To address these issues, we designed a reinforcement structure consisting of a rectangular tube array installed in the gaps between the liquid-cooled battery boxes and the door frame. This array includes vertical rectangular tubes connected to all Z-shaped brackets and battery boxes within each rack, linked by horizontal stiffeners to form a rigid framework. Rubber cushion pads are attached to the tubes to fill voids and absorb impacts, thereby restricting outward movement of the energy storage cells during accelerations. The reinforcement acts to transfer loads from the battery boxes to the door panel and main frame, reducing stress concentrations at the original weak points. The design is lightweight and minimally invasive, ensuring it does not interfere with the cabin’s internal layout or functionality.
We then performed a second FEA on the optimized model under the same extreme conditions. The results demonstrated a remarkable improvement: the maximum deformation decreased to 1.95 mm, well below the allowable limit of 12 mm (calculated as L/500, where L is the cabin length of 6,058 mm). The maximum von Mises stress was reduced to 243 MPa, with only isolated stress concentration points that can be disregarded in practice. The majority of the structure exhibited stresses below the allowable value of 213 MPa, derived from the yield strength divided by a safety factor of 1.1 (i.e., 235 MPa / 1.1). This confirms that the reinforced design meets strength requirements for marine transportation. The deformation and stress distributions are more uniform, indicating effective load redistribution. A comparison of key parameters before and after optimization is provided in Table 3.

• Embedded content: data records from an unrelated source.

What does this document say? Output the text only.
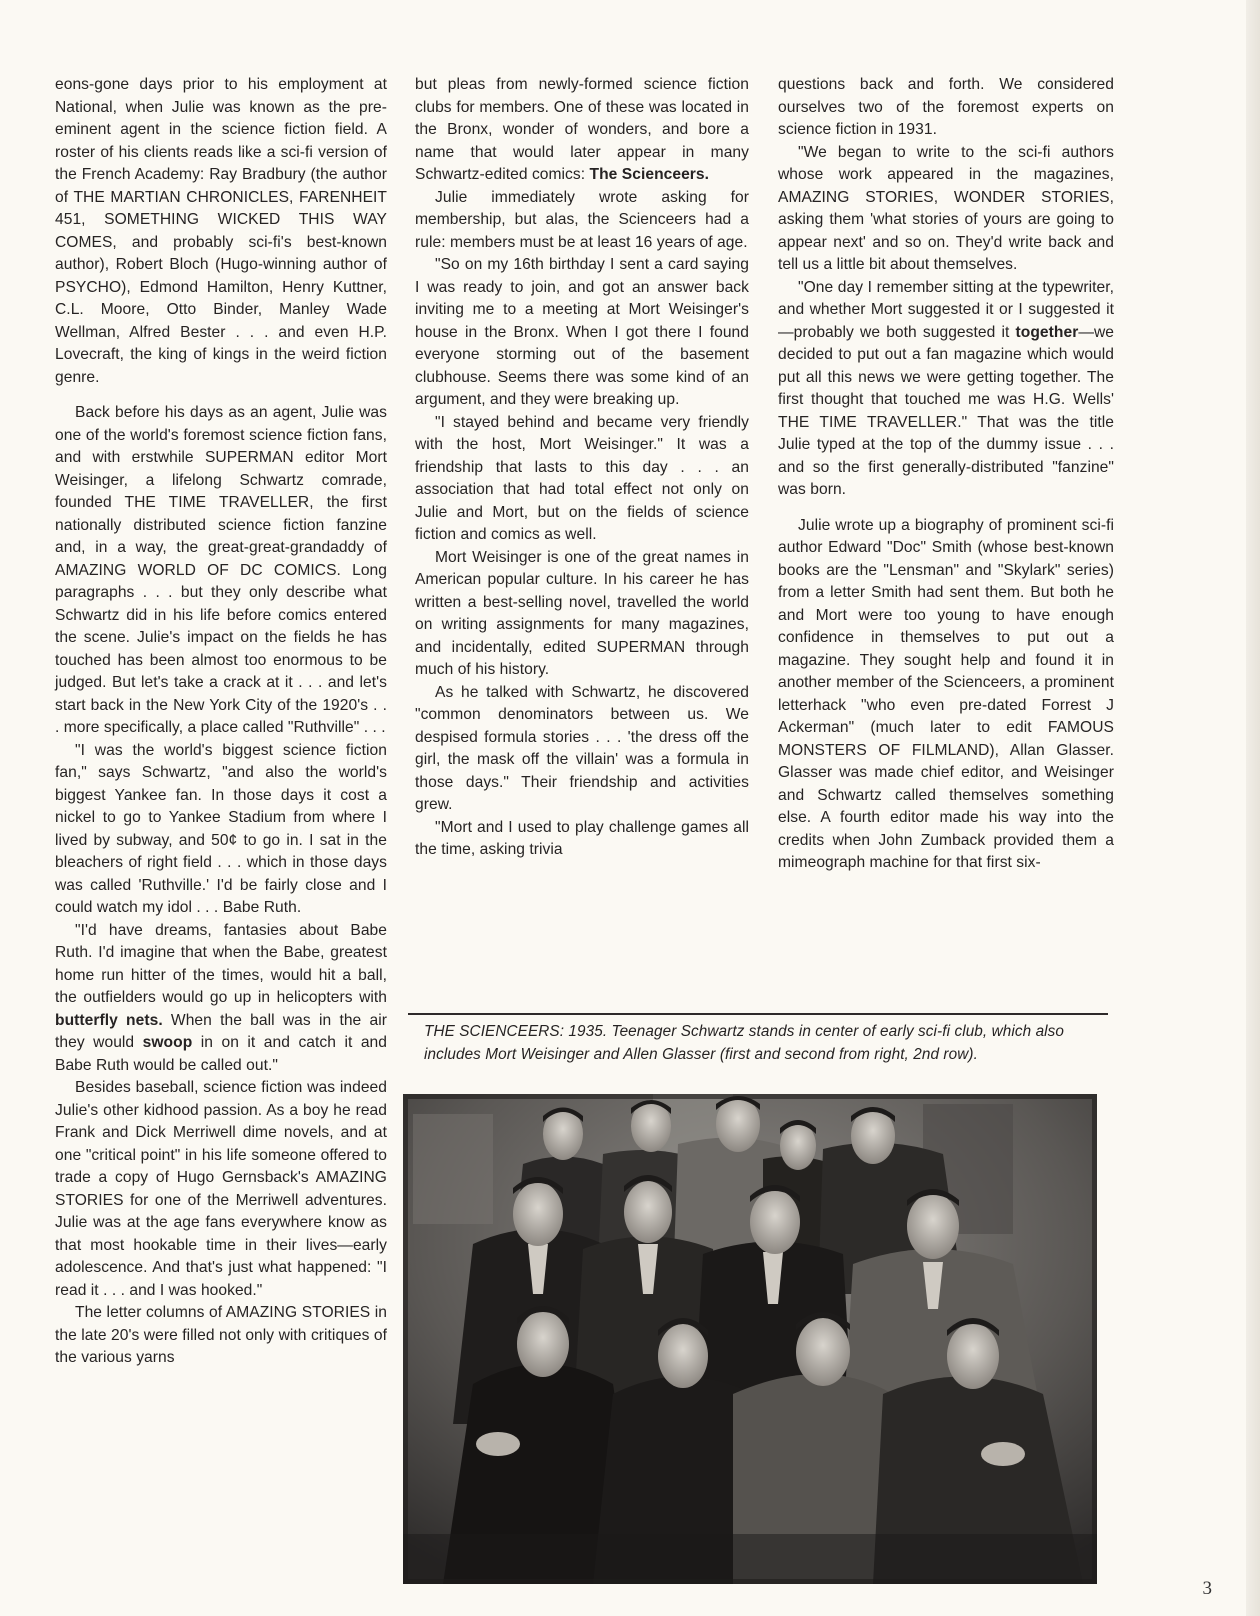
eons-gone days prior to his employment at National, when Julie was known as the pre-eminent agent in the science fiction field. A roster of his clients reads like a sci-fi version of the French Academy: Ray Bradbury (the author of THE MARTIAN CHRONICLES, FARENHEIT 451, SOMETHING WICKED THIS WAY COMES, and probably sci-fi's best-known author), Robert Bloch (Hugo-winning author of PSYCHO), Edmond Hamilton, Henry Kuttner, C.L. Moore, Otto Binder, Manley Wade Wellman, Alfred Bester . . . and even H.P. Lovecraft, the king of kings in the weird fiction genre.

Back before his days as an agent, Julie was one of the world's foremost science fiction fans, and with erstwhile SUPERMAN editor Mort Weisinger, a lifelong Schwartz comrade, founded THE TIME TRAVELLER, the first nationally distributed science fiction fanzine and, in a way, the great-great-grandaddy of AMAZING WORLD OF DC COMICS. Long paragraphs . . . but they only describe what Schwartz did in his life before comics entered the scene. Julie's impact on the fields he has touched has been almost too enormous to be judged. But let's take a crack at it . . . and let's start back in the New York City of the 1920's . . . more specifically, a place called "Ruthville" . . .

"I was the world's biggest science fiction fan," says Schwartz, "and also the world's biggest Yankee fan. In those days it cost a nickel to go to Yankee Stadium from where I lived by subway, and 50¢ to go in. I sat in the bleachers of right field . . . which in those days was called 'Ruthville.' I'd be fairly close and I could watch my idol . . . Babe Ruth.

"I'd have dreams, fantasies about Babe Ruth. I'd imagine that when the Babe, greatest home run hitter of the times, would hit a ball, the outfielders would go up in helicopters with butterfly nets. When the ball was in the air they would swoop in on it and catch it and Babe Ruth would be called out."

Besides baseball, science fiction was indeed Julie's other kidhood passion. As a boy he read Frank and Dick Merriwell dime novels, and at one "critical point" in his life someone offered to trade a copy of Hugo Gernsback's AMAZING STORIES for one of the Merriwell adventures. Julie was at the age fans everywhere know as that most hookable time in their lives—early adolescence. And that's just what happened: "I read it . . . and I was hooked."

The letter columns of AMAZING STORIES in the late 20's were filled not only with critiques of the various yarns

but pleas from newly-formed science fiction clubs for members. One of these was located in the Bronx, wonder of wonders, and bore a name that would later appear in many Schwartz-edited comics: The Scienceers.

Julie immediately wrote asking for membership, but alas, the Scienceers had a rule: members must be at least 16 years of age.

"So on my 16th birthday I sent a card saying I was ready to join, and got an answer back inviting me to a meeting at Mort Weisinger's house in the Bronx. When I got there I found everyone storming out of the basement clubhouse. Seems there was some kind of an argument, and they were breaking up.

"I stayed behind and became very friendly with the host, Mort Weisinger." It was a friendship that lasts to this day . . . an association that had total effect not only on Julie and Mort, but on the fields of science fiction and comics as well.

Mort Weisinger is one of the great names in American popular culture. In his career he has written a best-selling novel, travelled the world on writing assignments for many magazines, and incidentally, edited SUPERMAN through much of his history.

As he talked with Schwartz, he discovered "common denominators between us. We despised formula stories . . . 'the dress off the girl, the mask off the villain' was a formula in those days." Their friendship and activities grew.

"Mort and I used to play challenge games all the time, asking trivia

questions back and forth. We considered ourselves two of the foremost experts on science fiction in 1931.

"We began to write to the sci-fi authors whose work appeared in the magazines, AMAZING STORIES, WONDER STORIES, asking them 'what stories of yours are going to appear next' and so on. They'd write back and tell us a little bit about themselves.

"One day I remember sitting at the typewriter, and whether Mort suggested it or I suggested it—probably we both suggested it together—we decided to put out a fan magazine which would put all this news we were getting together. The first thought that touched me was H.G. Wells' THE TIME TRAVELLER." That was the title Julie typed at the top of the dummy issue . . . and so the first generally-distributed "fanzine" was born.

Julie wrote up a biography of prominent sci-fi author Edward "Doc" Smith (whose best-known books are the "Lensman" and "Skylark" series) from a letter Smith had sent them. But both he and Mort were too young to have enough confidence in themselves to put out a magazine. They sought help and found it in another member of the Scienceers, a prominent letterhack "who even pre-dated Forrest J Ackerman" (much later to edit FAMOUS MONSTERS OF FILMLAND), Allan Glasser. Glasser was made chief editor, and Weisinger and Schwartz called themselves something else. A fourth editor made his way into the credits when John Zumback provided them a mimeograph machine for that first six-

THE SCIENCEERS: 1935. Teenager Schwartz stands in center of early sci-fi club, which also includes Mort Weisinger and Allen Glasser (first and second from right, 2nd row).
3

| Parameter | Initial Model | Optimized Model | Allowable Value |
|---|---|---|---|
| Max Deformation (mm) | 46 | 1.95 | 12 |
| Max von Mises Stress (MPa) | 4,511.8 | 243 | 213 |
| Critical Locations | Z-bracket and rail connections | Isolated points | N/A |
The optimization not only enhances the strength but also improves the overall safety and reliability of the energy storage battery cabin. By integrating the rectangular tube array, we effectively mitigate the risks associated with marine transportation, ensuring that the energy storage cells remain secure under dynamic loads. This approach leverages finite element analysis as a predictive tool, allowing for proactive design improvements without costly physical prototypes. The methodology can be extended to other components of energy storage systems, such as thermal management units or battery enclosures, to further optimize performance in harsh environments.
In conclusion, this study successfully identifies and resolves structural weaknesses in energy storage battery cabins for marine transportation through finite element analysis and targeted reinforcement. The initial model revealed critical stress concentrations at the connections between energy storage cells and guide rails, which were alleviated by a rectangular tube array design. Simulation results confirm that the optimized cabin withstands extreme accelerations and rolling motions, with deformations and stresses within safe limits. This work provides a robust framework for assessing and enhancing the structural integrity of energy storage systems, contributing to safer and more reliable operations in global energy applications. Future research could explore dynamic analyses, material innovations, or real-time monitoring to further advance the design of energy storage cells and their enclosures.